Johnson agreed and advised bigger brands to become more playful. “Brands are going to have to start playing with this a little more,” he said. “If they do that, they can attract new customers who might not have come to them in the first place without the dupe’s attention.”

Ellyn Briggs, a brand analyst for US technology research group Morning Consult, conducted research showing that being duped even had benefits for the ‘dupee’, with around two-thirds of US adults saying they associate positive words like ‘fashionable’. , “trendy” and “elite” with often duped brands.

“This means that the widely known presence of a dupe is essentially a consumer stamp of approval that companies should feel empowered to step in – especially considering that a large majority of American adults view duping as a minor problem , if that’s even a problem,” Briggs said. .

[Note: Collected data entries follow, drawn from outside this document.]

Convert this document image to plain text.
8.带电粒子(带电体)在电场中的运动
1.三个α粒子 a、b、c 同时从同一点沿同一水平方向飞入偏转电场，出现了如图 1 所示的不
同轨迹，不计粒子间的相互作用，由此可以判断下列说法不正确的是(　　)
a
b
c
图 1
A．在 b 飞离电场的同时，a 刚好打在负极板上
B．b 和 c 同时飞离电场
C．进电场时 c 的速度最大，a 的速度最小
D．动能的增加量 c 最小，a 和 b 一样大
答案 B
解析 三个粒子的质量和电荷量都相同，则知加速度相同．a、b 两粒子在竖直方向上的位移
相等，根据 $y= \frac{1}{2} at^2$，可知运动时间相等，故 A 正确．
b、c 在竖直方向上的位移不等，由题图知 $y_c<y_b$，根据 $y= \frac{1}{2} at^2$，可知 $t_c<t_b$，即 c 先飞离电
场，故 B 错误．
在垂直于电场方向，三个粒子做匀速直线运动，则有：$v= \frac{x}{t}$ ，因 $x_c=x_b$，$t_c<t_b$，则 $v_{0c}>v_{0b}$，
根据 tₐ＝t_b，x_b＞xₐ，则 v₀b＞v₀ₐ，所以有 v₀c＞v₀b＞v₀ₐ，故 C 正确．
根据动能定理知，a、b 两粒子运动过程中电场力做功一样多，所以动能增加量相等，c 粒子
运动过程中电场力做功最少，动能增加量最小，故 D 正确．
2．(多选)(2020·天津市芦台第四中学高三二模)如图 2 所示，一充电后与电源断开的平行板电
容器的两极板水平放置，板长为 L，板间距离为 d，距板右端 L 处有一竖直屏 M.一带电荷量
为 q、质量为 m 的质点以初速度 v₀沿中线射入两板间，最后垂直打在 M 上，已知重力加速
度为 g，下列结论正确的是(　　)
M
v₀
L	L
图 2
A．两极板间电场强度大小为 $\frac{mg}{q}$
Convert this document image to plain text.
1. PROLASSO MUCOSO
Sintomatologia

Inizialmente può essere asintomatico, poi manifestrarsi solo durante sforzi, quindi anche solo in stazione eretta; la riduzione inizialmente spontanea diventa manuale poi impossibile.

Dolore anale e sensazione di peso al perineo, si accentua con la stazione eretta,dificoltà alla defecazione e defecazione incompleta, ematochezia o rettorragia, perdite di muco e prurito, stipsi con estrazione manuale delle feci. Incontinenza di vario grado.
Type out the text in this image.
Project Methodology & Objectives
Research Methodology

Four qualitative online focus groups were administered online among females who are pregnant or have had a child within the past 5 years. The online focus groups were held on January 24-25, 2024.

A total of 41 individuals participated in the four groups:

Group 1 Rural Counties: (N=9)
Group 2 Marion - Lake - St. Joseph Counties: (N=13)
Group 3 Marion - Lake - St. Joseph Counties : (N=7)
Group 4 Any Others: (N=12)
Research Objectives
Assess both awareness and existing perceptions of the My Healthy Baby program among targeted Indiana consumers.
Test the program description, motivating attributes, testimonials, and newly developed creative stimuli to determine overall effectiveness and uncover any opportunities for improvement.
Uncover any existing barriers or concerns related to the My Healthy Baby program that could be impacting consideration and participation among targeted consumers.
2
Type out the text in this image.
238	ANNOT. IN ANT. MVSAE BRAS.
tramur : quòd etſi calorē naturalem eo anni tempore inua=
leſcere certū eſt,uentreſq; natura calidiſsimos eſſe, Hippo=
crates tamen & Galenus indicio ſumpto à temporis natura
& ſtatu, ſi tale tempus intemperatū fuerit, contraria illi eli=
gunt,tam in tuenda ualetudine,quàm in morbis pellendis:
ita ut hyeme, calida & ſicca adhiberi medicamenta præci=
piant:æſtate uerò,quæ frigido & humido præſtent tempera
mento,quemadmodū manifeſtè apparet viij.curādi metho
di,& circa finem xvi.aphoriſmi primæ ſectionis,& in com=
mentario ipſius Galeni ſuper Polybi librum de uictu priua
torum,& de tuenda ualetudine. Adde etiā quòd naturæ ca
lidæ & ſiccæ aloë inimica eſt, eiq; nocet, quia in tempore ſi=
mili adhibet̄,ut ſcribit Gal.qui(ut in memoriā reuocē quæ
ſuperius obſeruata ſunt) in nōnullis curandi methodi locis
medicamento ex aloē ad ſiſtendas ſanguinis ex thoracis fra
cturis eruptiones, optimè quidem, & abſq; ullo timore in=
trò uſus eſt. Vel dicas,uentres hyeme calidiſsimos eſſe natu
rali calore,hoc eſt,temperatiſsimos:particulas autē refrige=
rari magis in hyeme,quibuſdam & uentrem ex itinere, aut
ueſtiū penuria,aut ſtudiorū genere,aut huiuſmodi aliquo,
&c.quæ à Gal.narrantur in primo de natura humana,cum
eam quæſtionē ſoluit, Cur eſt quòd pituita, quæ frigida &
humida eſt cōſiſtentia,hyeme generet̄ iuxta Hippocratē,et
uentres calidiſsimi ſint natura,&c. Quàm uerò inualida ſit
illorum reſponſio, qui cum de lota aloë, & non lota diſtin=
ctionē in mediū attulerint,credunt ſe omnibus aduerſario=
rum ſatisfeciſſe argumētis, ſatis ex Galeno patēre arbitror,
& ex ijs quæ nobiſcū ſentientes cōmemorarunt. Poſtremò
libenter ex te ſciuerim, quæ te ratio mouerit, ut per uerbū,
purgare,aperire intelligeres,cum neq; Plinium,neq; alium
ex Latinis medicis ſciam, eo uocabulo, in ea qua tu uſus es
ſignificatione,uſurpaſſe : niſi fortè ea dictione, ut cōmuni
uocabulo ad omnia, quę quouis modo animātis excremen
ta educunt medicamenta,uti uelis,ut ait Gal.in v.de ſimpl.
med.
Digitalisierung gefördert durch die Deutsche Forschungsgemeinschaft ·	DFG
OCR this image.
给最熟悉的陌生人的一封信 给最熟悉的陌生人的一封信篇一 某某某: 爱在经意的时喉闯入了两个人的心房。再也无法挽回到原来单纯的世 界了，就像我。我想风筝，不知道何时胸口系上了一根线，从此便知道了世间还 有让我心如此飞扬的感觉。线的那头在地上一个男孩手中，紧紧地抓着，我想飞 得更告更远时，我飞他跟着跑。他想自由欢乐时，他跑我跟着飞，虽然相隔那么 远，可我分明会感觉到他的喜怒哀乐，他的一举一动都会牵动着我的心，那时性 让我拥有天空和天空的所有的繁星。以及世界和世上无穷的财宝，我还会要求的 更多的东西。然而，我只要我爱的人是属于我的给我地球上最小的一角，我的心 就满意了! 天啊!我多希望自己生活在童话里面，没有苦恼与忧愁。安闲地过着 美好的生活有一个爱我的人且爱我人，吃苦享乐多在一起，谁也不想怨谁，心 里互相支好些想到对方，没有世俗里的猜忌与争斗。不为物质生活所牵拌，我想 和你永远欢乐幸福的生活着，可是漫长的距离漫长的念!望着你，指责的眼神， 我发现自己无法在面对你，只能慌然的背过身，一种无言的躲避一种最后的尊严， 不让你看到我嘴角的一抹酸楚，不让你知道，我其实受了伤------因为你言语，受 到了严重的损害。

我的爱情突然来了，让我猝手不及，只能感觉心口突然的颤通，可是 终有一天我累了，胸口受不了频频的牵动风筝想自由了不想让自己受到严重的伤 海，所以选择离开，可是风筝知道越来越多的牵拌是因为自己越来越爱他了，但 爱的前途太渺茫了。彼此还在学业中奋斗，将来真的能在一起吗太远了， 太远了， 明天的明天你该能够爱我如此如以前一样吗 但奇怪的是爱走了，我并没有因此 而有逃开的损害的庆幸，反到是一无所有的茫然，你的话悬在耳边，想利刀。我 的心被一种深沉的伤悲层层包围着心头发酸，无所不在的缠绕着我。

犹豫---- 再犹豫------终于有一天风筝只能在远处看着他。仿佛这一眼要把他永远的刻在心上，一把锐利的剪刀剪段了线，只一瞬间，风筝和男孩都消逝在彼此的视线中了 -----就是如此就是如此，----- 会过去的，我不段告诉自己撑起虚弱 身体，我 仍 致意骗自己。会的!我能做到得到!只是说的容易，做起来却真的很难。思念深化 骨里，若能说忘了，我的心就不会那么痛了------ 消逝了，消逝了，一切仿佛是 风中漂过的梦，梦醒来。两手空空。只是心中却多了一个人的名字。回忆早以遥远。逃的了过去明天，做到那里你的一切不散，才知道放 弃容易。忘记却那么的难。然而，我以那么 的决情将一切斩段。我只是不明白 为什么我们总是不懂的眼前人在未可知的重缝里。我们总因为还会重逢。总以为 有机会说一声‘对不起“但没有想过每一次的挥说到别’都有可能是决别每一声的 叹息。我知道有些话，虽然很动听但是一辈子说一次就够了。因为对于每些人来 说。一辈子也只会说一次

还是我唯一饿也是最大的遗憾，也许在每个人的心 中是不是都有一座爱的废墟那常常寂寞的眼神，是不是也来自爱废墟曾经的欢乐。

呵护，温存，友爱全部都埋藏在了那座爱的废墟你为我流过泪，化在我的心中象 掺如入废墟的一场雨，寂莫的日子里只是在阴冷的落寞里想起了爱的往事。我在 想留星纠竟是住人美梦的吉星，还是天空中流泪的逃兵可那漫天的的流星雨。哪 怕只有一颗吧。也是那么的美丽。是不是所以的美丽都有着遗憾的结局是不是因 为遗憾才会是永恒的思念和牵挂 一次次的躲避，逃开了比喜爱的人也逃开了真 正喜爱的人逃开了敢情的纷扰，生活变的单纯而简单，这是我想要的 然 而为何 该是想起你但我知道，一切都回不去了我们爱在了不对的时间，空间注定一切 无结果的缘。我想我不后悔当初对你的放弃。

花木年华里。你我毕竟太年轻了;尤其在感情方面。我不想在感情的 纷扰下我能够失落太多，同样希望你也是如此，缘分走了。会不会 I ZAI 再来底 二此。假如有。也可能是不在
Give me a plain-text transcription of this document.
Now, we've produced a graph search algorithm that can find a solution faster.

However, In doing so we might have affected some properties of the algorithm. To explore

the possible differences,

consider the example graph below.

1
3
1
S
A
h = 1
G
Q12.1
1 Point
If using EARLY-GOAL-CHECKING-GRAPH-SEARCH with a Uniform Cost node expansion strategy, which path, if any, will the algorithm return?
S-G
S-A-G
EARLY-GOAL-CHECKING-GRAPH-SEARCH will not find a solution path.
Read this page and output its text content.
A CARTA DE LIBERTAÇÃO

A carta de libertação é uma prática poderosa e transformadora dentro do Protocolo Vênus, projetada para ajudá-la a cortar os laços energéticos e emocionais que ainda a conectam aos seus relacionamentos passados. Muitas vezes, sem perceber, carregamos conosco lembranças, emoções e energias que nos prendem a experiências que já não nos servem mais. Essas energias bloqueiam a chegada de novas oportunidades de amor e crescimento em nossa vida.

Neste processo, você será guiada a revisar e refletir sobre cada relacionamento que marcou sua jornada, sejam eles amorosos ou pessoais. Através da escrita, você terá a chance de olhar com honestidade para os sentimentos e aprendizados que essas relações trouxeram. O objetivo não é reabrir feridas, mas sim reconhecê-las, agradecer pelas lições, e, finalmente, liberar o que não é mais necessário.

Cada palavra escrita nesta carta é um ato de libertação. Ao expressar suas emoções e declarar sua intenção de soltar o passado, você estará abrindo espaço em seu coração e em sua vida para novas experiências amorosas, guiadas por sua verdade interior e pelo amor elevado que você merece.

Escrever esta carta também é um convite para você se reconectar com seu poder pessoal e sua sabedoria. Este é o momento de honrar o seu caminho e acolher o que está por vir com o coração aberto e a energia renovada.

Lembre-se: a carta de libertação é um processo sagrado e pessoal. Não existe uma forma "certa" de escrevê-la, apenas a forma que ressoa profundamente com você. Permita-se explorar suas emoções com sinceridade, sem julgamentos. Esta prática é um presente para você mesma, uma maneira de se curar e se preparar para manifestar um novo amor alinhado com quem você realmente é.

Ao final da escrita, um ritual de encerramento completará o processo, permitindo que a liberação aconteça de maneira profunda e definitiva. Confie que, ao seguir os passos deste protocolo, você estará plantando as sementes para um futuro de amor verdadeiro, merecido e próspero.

Last year, sportswear company Lululemon did just this. The luxury, $50 billion company pulled a marketing blinder by offering fans in Los Angeles who bought a Lululemon dupe of the popular $98 Align panty the chance to trade them in for the real thing at the store.

The ‘dupe swap’ came after TikTok user Ariana Vitale’s post about Lululemon dupes received more than 955,000 views — leading to the generic hashtag #lululemondupes getting more than 150 million hits.

“It felt like a really fun way to start a cultural conversation,” said Nikki Neuburger, Lululemon’s Chief Brand Officer. “Part of the reason we felt confident about that is because we really know our products are the best; and when you try them, we felt like people would have that sensory ‘Aha’ moment.”

The gamble worked: According to Lululemon, 50% of the more than 1,000 people who came to the exchange were new customers — and half were under 30 years old. The response far exceeded Neuburger’s expectations: her team is now considering expanding the swap idea to more events in other markets.

Olaplex is another luxury brand that has fully joined the dupe discourse, generating millions of views and online conversations in just a few weeks.

Olaplex released its latest hair care product last September – and at the same time sponsored TikTok influencers to hail an Olaplex dupe under the name Oladupé.

However, when the influencers’ link was clicked, people were taken to the official Olaplex page and told that there was no duping involved because nothing can be as good as the real deal.